Health

Ecuador making big push to reduce Covid spread after 300 pct. case spike

Quito, Jan 17 (EFE).- Starting on Monday, Ecuador is implementing strict epidemiological monitoring and gathering restrictions after a 300 percent spike in Covid-19 infections during the worst week since the start of the pandemic with 42,000 newly detected cases.

With an eye toward reducing the number of infections, most of them in all likelihood from the highly transmissible Omicron variant, authorities on Sunday put most of the country’s municipalities on “red alert,” with 193 of Ecuador’s 221 districts in that category, while 26 are on “yellow alert” and just two are in the “green,” or clear, category.

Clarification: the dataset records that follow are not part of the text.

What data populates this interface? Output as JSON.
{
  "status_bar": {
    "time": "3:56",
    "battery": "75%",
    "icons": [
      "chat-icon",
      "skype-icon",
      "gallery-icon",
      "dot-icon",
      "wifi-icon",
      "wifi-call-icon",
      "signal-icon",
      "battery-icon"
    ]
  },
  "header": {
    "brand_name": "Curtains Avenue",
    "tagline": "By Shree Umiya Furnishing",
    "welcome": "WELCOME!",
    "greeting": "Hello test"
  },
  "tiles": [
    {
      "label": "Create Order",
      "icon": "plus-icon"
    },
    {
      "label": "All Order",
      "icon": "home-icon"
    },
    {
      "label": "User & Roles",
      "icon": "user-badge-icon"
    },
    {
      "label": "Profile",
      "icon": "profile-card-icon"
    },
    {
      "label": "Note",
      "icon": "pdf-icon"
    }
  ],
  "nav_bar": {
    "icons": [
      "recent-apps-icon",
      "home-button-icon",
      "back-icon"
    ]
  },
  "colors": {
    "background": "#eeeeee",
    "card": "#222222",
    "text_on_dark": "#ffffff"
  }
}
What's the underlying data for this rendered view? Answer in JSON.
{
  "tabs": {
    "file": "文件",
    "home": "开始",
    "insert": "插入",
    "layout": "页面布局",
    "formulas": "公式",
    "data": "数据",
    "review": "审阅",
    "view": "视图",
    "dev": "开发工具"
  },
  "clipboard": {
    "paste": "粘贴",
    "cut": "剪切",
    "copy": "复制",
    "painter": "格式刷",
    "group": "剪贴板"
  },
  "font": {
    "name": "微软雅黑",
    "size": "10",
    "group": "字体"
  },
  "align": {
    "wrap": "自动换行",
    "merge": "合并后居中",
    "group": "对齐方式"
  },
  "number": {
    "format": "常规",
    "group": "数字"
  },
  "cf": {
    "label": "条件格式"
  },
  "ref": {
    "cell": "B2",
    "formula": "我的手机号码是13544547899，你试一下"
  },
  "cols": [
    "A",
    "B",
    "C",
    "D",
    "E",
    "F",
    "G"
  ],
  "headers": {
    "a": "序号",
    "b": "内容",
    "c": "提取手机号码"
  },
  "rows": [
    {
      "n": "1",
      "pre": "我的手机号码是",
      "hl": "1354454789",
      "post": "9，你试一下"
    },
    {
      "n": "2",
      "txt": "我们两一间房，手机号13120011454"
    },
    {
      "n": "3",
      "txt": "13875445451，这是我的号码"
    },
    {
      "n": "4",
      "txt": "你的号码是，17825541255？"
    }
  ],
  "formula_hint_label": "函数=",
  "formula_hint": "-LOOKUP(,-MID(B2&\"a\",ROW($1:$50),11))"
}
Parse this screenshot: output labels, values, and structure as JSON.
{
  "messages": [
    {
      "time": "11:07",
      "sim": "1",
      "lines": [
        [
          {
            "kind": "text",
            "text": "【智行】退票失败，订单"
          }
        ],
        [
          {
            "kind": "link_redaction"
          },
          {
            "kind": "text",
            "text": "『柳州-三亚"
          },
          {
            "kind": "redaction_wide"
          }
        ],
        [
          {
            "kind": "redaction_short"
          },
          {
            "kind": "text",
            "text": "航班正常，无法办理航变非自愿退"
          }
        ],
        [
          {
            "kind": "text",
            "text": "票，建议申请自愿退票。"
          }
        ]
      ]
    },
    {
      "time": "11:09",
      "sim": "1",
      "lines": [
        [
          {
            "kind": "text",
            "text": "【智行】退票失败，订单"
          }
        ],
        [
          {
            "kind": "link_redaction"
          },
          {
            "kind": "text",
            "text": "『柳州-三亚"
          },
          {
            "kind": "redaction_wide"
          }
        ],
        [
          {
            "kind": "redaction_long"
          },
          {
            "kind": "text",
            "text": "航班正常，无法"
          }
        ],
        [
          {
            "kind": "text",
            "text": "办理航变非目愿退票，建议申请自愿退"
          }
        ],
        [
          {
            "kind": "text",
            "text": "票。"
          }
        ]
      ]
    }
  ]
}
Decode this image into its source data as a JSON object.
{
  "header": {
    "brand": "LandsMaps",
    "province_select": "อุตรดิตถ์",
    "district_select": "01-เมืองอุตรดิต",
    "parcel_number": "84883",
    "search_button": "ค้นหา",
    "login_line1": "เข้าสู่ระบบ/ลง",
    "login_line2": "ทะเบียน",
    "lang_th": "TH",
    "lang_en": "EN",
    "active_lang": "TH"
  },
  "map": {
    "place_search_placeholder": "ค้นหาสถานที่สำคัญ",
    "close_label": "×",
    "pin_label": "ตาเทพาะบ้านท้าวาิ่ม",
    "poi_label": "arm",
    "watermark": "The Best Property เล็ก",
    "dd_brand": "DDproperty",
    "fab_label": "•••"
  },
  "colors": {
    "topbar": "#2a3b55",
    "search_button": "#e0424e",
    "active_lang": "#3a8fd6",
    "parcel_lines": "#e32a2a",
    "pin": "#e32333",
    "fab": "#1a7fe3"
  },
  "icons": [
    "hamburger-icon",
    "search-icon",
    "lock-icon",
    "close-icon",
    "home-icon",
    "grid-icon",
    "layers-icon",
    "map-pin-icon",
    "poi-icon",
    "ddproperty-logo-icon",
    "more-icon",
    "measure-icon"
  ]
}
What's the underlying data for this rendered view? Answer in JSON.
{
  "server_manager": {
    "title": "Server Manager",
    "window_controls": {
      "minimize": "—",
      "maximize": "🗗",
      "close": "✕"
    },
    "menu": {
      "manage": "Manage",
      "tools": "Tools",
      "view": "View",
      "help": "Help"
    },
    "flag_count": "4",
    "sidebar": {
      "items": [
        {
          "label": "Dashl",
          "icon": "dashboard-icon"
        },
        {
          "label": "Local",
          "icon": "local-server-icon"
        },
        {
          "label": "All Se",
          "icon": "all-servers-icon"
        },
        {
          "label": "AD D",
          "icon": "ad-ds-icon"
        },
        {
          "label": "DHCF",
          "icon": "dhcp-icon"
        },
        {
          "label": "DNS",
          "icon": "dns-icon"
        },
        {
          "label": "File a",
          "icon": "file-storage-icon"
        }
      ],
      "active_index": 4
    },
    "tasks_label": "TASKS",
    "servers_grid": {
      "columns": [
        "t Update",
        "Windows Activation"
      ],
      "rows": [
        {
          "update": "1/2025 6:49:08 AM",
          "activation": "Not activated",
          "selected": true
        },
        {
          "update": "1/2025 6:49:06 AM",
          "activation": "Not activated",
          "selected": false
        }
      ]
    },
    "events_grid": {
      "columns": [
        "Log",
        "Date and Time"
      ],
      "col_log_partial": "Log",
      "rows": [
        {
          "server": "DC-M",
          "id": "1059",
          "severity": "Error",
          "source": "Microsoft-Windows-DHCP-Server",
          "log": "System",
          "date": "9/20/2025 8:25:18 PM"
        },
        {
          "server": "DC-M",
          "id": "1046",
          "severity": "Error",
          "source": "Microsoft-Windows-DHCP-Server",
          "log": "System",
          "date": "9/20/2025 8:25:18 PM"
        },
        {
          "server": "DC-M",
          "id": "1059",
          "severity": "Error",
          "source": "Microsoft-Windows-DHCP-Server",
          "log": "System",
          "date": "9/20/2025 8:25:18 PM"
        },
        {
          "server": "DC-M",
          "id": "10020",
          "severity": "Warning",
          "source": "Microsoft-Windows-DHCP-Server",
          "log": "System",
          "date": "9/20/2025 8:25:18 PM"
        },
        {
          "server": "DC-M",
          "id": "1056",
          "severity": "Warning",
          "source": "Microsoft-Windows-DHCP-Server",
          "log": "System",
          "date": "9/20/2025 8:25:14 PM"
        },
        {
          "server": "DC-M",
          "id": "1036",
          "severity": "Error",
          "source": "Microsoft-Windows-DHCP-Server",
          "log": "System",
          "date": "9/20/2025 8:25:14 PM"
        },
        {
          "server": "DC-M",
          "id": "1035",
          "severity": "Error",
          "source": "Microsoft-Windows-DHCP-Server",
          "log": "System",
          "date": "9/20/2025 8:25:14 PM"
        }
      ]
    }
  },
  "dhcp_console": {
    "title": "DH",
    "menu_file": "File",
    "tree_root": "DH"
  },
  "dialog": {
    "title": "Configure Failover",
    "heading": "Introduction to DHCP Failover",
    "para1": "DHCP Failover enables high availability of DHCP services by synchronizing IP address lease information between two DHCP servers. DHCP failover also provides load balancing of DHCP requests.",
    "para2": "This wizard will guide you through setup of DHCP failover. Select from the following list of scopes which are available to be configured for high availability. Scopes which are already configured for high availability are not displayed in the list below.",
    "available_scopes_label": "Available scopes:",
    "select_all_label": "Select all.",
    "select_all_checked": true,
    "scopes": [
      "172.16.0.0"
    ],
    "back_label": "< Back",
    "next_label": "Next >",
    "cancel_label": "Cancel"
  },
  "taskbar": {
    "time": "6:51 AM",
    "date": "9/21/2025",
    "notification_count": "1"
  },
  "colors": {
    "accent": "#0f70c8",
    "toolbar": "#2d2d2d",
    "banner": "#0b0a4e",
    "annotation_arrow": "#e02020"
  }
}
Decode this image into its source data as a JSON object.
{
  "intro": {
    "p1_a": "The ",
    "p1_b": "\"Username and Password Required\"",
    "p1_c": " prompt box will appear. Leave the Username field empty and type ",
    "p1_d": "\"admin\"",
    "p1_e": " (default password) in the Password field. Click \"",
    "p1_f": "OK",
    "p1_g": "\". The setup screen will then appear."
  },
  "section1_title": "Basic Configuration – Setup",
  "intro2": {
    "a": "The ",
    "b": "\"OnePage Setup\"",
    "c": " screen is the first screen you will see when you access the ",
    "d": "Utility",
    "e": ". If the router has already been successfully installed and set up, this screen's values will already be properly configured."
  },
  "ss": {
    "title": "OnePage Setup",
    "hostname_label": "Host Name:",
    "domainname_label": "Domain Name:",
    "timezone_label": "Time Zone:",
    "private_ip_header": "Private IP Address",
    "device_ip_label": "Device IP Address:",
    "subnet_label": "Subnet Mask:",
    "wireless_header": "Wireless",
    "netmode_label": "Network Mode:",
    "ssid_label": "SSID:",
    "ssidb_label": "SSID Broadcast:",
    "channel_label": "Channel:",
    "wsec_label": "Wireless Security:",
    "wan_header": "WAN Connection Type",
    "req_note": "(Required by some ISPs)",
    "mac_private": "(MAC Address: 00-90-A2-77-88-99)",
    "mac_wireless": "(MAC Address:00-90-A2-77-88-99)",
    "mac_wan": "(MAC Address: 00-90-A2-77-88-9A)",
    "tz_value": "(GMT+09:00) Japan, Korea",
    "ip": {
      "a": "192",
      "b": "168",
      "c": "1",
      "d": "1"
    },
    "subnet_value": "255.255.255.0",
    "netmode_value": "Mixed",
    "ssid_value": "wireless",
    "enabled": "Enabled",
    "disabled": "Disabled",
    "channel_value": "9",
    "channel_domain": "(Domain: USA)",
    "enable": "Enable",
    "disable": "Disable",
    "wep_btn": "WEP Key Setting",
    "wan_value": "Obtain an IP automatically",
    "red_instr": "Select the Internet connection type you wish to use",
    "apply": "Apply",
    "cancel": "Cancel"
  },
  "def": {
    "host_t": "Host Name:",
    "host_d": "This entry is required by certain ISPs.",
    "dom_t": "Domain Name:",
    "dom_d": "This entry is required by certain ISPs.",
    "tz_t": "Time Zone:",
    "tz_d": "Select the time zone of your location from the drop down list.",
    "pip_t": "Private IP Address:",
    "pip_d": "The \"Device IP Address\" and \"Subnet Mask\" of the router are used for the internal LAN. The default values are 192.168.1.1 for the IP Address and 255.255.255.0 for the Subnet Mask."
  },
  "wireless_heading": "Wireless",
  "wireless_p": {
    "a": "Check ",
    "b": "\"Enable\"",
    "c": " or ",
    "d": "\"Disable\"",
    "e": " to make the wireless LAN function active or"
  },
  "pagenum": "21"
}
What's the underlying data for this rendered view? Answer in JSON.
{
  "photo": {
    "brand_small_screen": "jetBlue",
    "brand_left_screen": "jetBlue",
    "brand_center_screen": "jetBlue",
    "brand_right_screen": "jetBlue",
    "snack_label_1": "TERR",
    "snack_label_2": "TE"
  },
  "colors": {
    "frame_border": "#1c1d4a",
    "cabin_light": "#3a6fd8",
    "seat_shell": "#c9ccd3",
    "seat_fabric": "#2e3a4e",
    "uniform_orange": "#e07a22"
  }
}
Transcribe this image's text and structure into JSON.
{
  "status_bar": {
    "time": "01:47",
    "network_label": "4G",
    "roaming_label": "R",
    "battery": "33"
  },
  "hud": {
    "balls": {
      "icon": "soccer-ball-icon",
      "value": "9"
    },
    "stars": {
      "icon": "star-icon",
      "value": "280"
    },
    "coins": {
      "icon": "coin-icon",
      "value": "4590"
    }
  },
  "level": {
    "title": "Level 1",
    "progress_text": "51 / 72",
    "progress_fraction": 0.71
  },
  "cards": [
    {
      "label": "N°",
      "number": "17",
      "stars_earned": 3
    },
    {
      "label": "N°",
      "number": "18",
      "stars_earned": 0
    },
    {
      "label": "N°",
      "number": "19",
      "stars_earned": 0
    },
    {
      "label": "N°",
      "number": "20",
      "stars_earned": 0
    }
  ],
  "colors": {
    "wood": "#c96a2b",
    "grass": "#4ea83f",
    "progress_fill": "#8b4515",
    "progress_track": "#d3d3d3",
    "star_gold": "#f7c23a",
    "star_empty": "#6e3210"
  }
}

According to the latest disease update issued by the Health Ministry, on Sunday 11,027 new Covid cases were reported, putting the overall caseload since the start of the pandemic at 625,059. Deaths from Covid have totaled 34,227, with 24,311 confirmed Covid deaths and 9,916 suspected deaths from the virus.

The Andean province of Pichincha, the capital of which is Quito, has had the largest number of positive cases, with 220,441, after registering 1,657 the day before, but the coastal province of Guayas, where Guayaquil is located, reported 4,306 new cases for a total of 105,083 since the start of the pandemic.

Guayaquil Mayor Cynthia Vitera on Monday warned that intensive care unit beds in the city’s hospitals are “completely occupied” and that in less than four days deaths from the virus have risen from an average of 10 to 14 per day.

At a press conference held on Monday by the Guayaquil municipal authorities, the city’s health coordinator, Carlos Farhat, warned that “mortality is in an unquestionable rising trend.”

Although two weeks ago an average of 77 patients died each day from Covid, last week that figure shot up to 98 per day, “a considerable increase that marks the seriousness of what we’re experiencing,” Farhat said.

Regarding the positivity index, the official said that last week 901 positive cases were being detected per day while currently the average figure is 1,547 per day.

In March and April 2020, Guayaquil registered a striking increase in deaths from Covid-19 and other causes, which combined with the collapse of the local health and funerary system led to the so-called “corpses crisis,” with hard-hitting images of bodies left on the street or in improvised morgues rocketing around the world via the social networks and other reporting.

Amid fears that a similar situation could occur now, municipal authorities made the decision not to authorize large-attendance events and to keep the in-person capacity limit for workplaces at 30 percent.

The medical director at the Pablo Arturo Suarez Hospital in Quito, Dany Chavez, acknowledged on Monday to EFE that noteworthy increases have occurred in recent weeks in both in the area of hospitalizations – including intermediate and moderately sick patients – as well as in ICU admissions.

“Right now we’re at an occupancy percentage of more than 90 percent,” she said, adding that 70 percent of the hospitalizations are unvaccinated patients or those who have not been fully immunized and 20 percent are vaccinated citizens with other comorbidities.

Despite the fact that Ecuador does not specifically determine the virus strain in all positive cases, Chavez said that physicians assume, from the clinical symptoms that patients are presenting, “that the majority of the cases are created by the Omicron variant.”

Health authorities believe that the new measures announced regarding venue capacity reduction to 30 percent for red alert cities will help reduce the number of infections insofar as the options for large gatherings and non-essential encounters will decrease.

Among other measures announced for the majority of Ecuador’s red-alert municipalities is the suspension of in-person classes at all educational levels, just as in the country’s two largest cities: Quito and Guayaquil.